ESSERE POPOLO

di redazione pe

Insieme, nella denuncia e nell’annuncio

«Oggi è morto un prete ma è nato un popolo»: questo disse monsignor Antonio Riboldi, vescovo di Acerra, quando don Peppe viene assassinato. La sua morte fu un punto di svolta: il funerale fu l’occasione per esprimere la propria indignazione e volontà di cambiamento. Quel giorno, il 21 marzo 1994, primo giorno di primavera, la rabbia vinse la paura. Le lenzuola bianche appese a centinaia ai balconi della cittadina simboleggiarono l’innocenza e la ribellione contro la camorra.
Don Peppe Diana è stato ucciso non solo per il suo impegno contro la camorra, ma anche a causa delle assenze dello Stato e della società civile. Ha speso la sua vita di sacerdote in un territorio allora abitato dalla violenza codificata come garante di relazioni e amministratrice di giustizia. Nello Mangiameli, suo fratello scout, ricorda il dolore di don Peppe nel vedere i funerali dei giovani a Casal di Principe, con le persone nascoste dietro le finestre. Aveva orrore delle tante, troppe bare bianche. Don Peppe, per vocazione e spirito di servizio, decise di non tacere. Era consapevole dei rischi che correva. Sapeva che il suo impegno pastorale lo avrebbe inevitabilmente messo in rotta di collisione con un sistema valoriale fondato sui violenti soprusi e sull’impunita illegalità.

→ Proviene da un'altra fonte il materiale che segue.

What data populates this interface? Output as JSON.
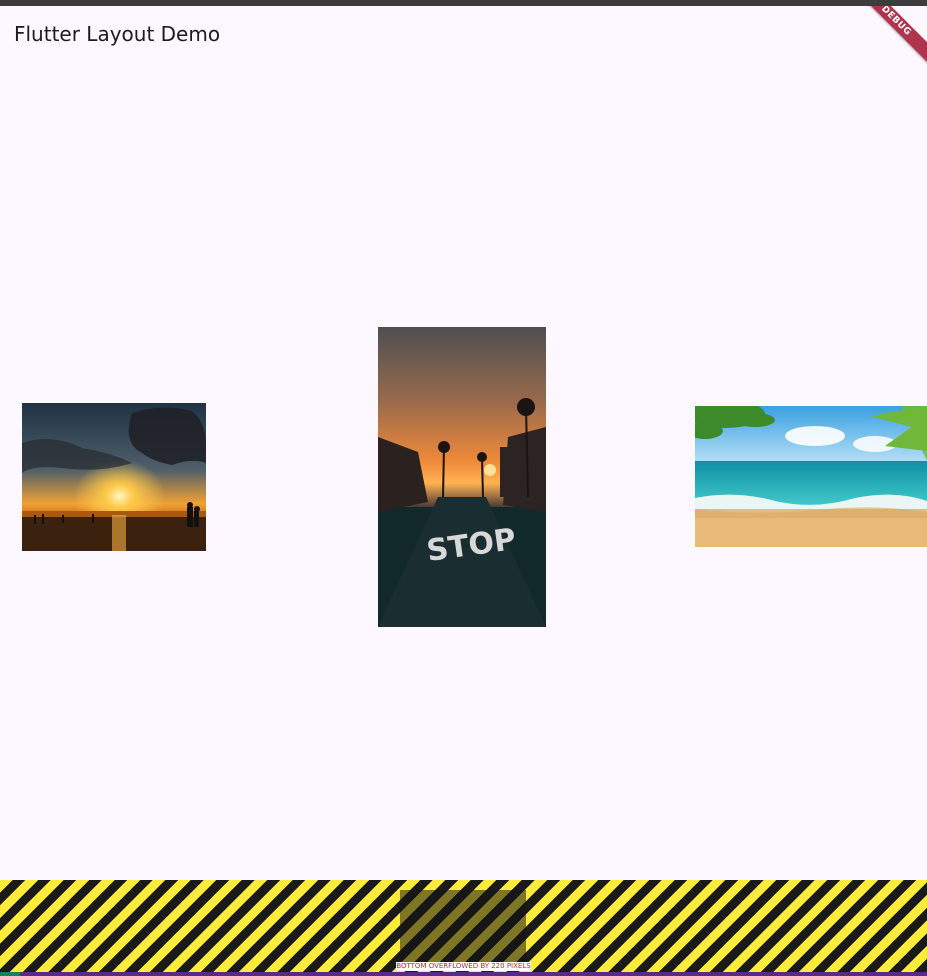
{
  "app": {
    "title": "Flutter Layout Demo",
    "debug_banner": "DEBUG"
  },
  "images": {
    "left": {
      "icon": "sunset-photo"
    },
    "center": {
      "icon": "stop-street-photo"
    },
    "right": {
      "icon": "beach-photo"
    }
  },
  "overflow": {
    "message": "BOTTOM OVERFLOWED BY 220 PIXELS"
  },
  "colors": {
    "background": "#fdf7ff",
    "debug_banner": "#b0344d",
    "overflow_yellow": "#ffeb3b",
    "overflow_black": "#1a1a1a",
    "overflow_text": "#c62828"
  }
}
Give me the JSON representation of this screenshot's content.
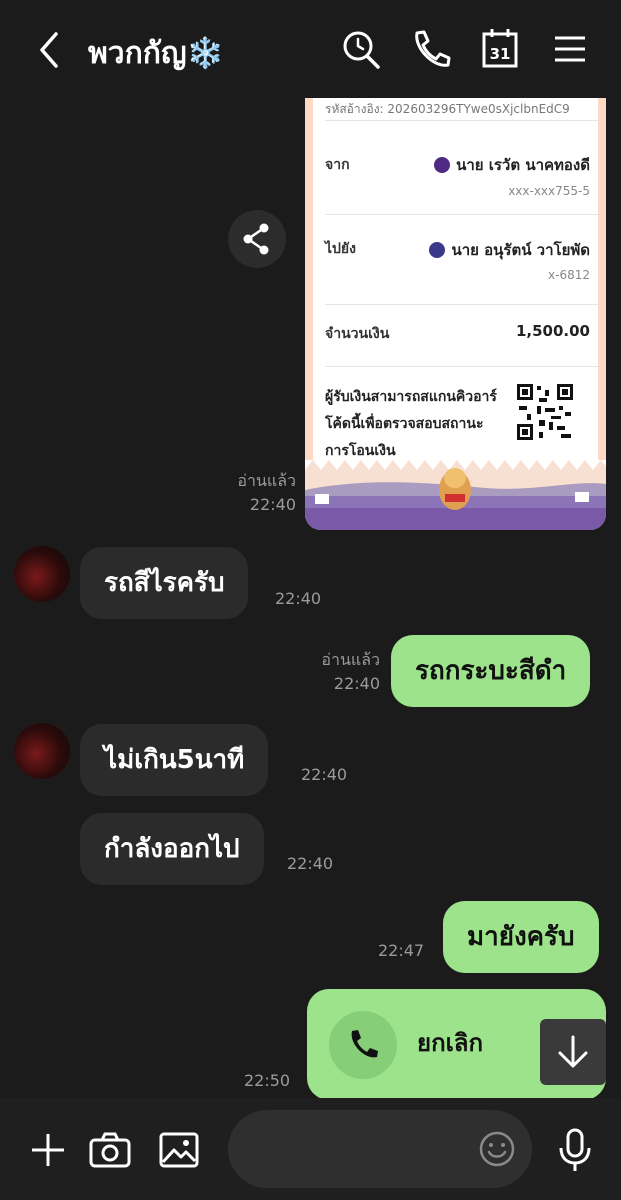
{
  "header": {
    "title": "พวกกัญ❄️"
  },
  "slip": {
    "ref": "รหัสอ้างอิง: 202603296TYwe0sXjclbnEdC9",
    "from_label": "จาก",
    "from_name": "นาย เรวัต นาคทองดี",
    "from_account": "xxx-xxx755-5",
    "to_label": "ไปยัง",
    "to_name": "นาย อนุรัตน์ วาโยพัด",
    "to_account": "x-6812",
    "amount_label": "จำนวนเงิน",
    "amount": "1,500.00",
    "note": "ผู้รับเงินสามารถสแกนคิวอาร์โค้ดนี้เพื่อตรวจสอบสถานะการโอนเงิน",
    "from_bank_color": "#4e2a84",
    "to_bank_color": "#3a3a8a"
  },
  "messages": [
    {
      "read": "อ่านแล้ว",
      "time": "22:40"
    },
    {
      "text": "รถสีไรครับ",
      "time": "22:40"
    },
    {
      "text": "รถกระบะสีดำ",
      "read": "อ่านแล้ว",
      "time": "22:40"
    },
    {
      "text": "ไม่เกิน5นาที",
      "time": "22:40"
    },
    {
      "text": "กำลังออกไป",
      "time": "22:40"
    },
    {
      "text": "มายังครับ",
      "time": "22:47"
    },
    {
      "text": "ยกเลิก",
      "time": "22:50"
    }
  ],
  "colors": {
    "background": "#1b1b1b",
    "outgoing_bubble": "#9ce38b",
    "incoming_bubble": "#2b2b2b"
  }
}
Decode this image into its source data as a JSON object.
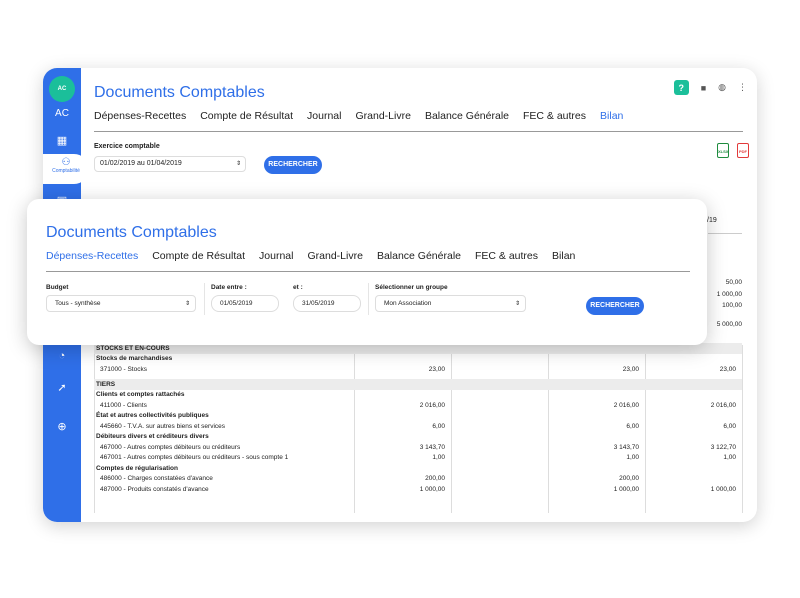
{
  "app": {
    "logo_text": "AC",
    "initials": "AC",
    "active_nav_label": "Comptabilité"
  },
  "back": {
    "title": "Documents Comptables",
    "tabs": [
      "Dépenses-Recettes",
      "Compte de Résultat",
      "Journal",
      "Grand-Livre",
      "Balance Générale",
      "FEC & autres",
      "Bilan"
    ],
    "exercice_label": "Exercice comptable",
    "exercice_value": "01/02/2019 au 01/04/2019",
    "search_label": "RECHERCHER",
    "export_xlsx": "XLSX",
    "export_pdf": "PDF",
    "period_fragment": "/19",
    "right_values": [
      "50,00",
      "1 000,00",
      "100,00",
      "5 000,00"
    ]
  },
  "table": {
    "rows": [
      {
        "kind": "sec",
        "label": "STOCKS ET EN-COURS",
        "v": [
          "",
          "",
          "",
          ""
        ]
      },
      {
        "kind": "sub",
        "label": "Stocks de marchandises",
        "v": [
          "",
          "",
          "",
          ""
        ]
      },
      {
        "kind": "acct",
        "label": "371000 - Stocks",
        "v": [
          "23,00",
          "",
          "23,00",
          "23,00"
        ]
      },
      {
        "kind": "gap",
        "label": "",
        "v": [
          "",
          "",
          "",
          ""
        ]
      },
      {
        "kind": "sec",
        "label": "TIERS",
        "v": [
          "",
          "",
          "",
          ""
        ]
      },
      {
        "kind": "sub",
        "label": "Clients et comptes rattachés",
        "v": [
          "",
          "",
          "",
          ""
        ]
      },
      {
        "kind": "acct",
        "label": "411000 - Clients",
        "v": [
          "2 016,00",
          "",
          "2 016,00",
          "2 016,00"
        ]
      },
      {
        "kind": "sub",
        "label": "État et autres collectivités publiques",
        "v": [
          "",
          "",
          "",
          ""
        ]
      },
      {
        "kind": "acct",
        "label": "445660 - T.V.A. sur autres biens et services",
        "v": [
          "6,00",
          "",
          "6,00",
          "6,00"
        ]
      },
      {
        "kind": "sub",
        "label": "Débiteurs divers et créditeurs divers",
        "v": [
          "",
          "",
          "",
          ""
        ]
      },
      {
        "kind": "acct",
        "label": "467000 - Autres comptes débiteurs ou créditeurs",
        "v": [
          "3 143,70",
          "",
          "3 143,70",
          "3 122,70"
        ]
      },
      {
        "kind": "acct",
        "label": "467001 - Autres comptes débiteurs ou créditeurs - sous compte 1",
        "v": [
          "1,00",
          "",
          "1,00",
          "1,00"
        ]
      },
      {
        "kind": "sub",
        "label": "Comptes de régularisation",
        "v": [
          "",
          "",
          "",
          ""
        ]
      },
      {
        "kind": "acct",
        "label": "486000 - Charges constatées d'avance",
        "v": [
          "200,00",
          "",
          "200,00",
          ""
        ]
      },
      {
        "kind": "acct",
        "label": "487000 - Produits constatés d'avance",
        "v": [
          "1 000,00",
          "",
          "1 000,00",
          "1 000,00"
        ]
      }
    ]
  },
  "front": {
    "title": "Documents Comptables",
    "tabs": [
      "Dépenses-Recettes",
      "Compte de Résultat",
      "Journal",
      "Grand-Livre",
      "Balance Générale",
      "FEC & autres",
      "Bilan"
    ],
    "budget_label": "Budget",
    "budget_value": "Tous - synthèse",
    "date_start_label": "Date entre :",
    "date_start_value": "01/05/2019",
    "date_end_label": "et :",
    "date_end_value": "31/05/2019",
    "group_label": "Sélectionner un groupe",
    "group_value": "Mon Association",
    "search_label": "RECHERCHER"
  },
  "colors": {
    "primary": "#2f6fe8",
    "accent": "#1bbf9a",
    "xlsx": "#1e8c3e",
    "pdf": "#e23a3a"
  }
}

E don Peppe agiva, come segno di contraddizione, e non era capace di fare altrimenti: il titolo “prete anticamorra” apparso su un quotidiano forse disegnò, involontariamente, un cerchietto rosso intorno a lui, identificandolo come obiettivo per la malavita.

Nel 1991 don Peppe recupera il documento Per amore del mio popolo, non tacerò della Conferenza episcopale campana del 1982, lo sintetizza e lo riattualizza in un semplice foglietto, insieme ad altri sacerdoti della forania di Casal di Principe, prendendo chiara posizione nei confronti del fenomeno malavitoso, e richiamando la comunità a non restare indifferente. Nasce Per amore del mio popolo, l’appello poi diventato suo testamento spirituale, che viene distribuito nella notte di Natale di quell’anno. Con lui ci sono anche i giovani della parrocchia, dell’Azione Cattolica, degli scout. Insieme, nella denuncia e nell’annuncio: «Assistiamo impotenti al dolore di tante famiglie che vedono i loro figli finire miseramente vittime o mandanti delle organizzazioni della camorra. Come battezzati in Cristo, come pastori della Forania di Casal di Principe ci sentiamo investiti in pieno della nostra responsabilità di essere “segno di contraddizione”».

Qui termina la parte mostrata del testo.